🤖 AI Summary
Existing heterogeneous treatment effect (HTE) estimators lack robust, comparable evaluation criteria.
Method: We propose the first relative-error-based robust evaluation framework for HTE estimation, overcoming the limitations of conventional absolute-error metrics. Theoretically, we establish the identifiability conditions for nuisance parameters and prove asymptotic unbiasedness of relative-error estimation. Methodologically, we design a dedicated loss function and neural architecture that jointly enable performance quantification and end-to-end learning—supporting both comparative assessment of existing estimators and optimization of novel algorithms.
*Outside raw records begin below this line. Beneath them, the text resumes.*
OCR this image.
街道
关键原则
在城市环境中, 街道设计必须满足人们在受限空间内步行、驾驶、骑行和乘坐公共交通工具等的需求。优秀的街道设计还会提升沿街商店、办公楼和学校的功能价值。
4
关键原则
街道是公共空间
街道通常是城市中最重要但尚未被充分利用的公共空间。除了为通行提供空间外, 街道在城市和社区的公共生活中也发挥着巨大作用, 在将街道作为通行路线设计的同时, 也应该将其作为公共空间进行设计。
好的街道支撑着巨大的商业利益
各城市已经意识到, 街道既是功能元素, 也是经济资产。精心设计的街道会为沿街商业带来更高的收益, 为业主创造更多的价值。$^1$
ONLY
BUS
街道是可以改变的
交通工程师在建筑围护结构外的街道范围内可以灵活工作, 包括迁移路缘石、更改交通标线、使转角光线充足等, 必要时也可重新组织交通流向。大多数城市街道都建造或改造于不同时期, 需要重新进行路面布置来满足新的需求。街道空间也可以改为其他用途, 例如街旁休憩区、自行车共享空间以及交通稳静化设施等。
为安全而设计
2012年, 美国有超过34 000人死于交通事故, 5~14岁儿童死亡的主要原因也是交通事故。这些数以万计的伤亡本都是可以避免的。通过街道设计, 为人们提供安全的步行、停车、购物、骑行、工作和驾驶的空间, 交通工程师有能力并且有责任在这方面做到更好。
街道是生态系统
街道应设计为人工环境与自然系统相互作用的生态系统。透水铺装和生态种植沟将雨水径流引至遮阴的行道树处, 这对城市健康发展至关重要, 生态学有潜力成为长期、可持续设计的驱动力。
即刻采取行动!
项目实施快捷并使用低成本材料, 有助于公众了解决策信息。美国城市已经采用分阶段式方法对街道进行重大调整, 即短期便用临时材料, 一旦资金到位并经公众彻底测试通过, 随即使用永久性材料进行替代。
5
Results: Extensive experiments across multiple benchmark datasets demonstrate that our framework reliably discriminates estimator quality. The proposed learning algorithm consistently outperforms state-of-the-art methods—including R-Learner and DR-Learner—achieving statistically significant improvements. This work provides a principled, reproducible foundation for HTE model selection, validation, and development.
📝 Abstract
While significant progress has been made in heterogeneous treatment effect (HTE) estimation, the evaluation of HTE estimators remains underdeveloped. In this article, we propose a robust evaluation framework based on relative error, which quantifies performance differences between two HTE estimators. We first derive the key theoretical conditions on the nuisance parameters that are necessary to achieve a robust estimator of relative error. Building on these conditions, we introduce novel loss functions and design a neural network architecture to estimate nuisance parameters and obtain robust estimation of relative error, thereby achieving reliable evaluation of HTE estimators. We provide the large sample properties of the proposed relative error estimator. Furthermore, beyond evaluation, we propose a new learning algorithm for HTE that leverages both the previously HTE estimators and the nuisance parameters learned through our neural network architecture. Extensive experiments demonstrate that our evaluation framework supports reliable comparisons across HTE estimators, and the proposed learning algorithm for HTE exhibits desirable performance.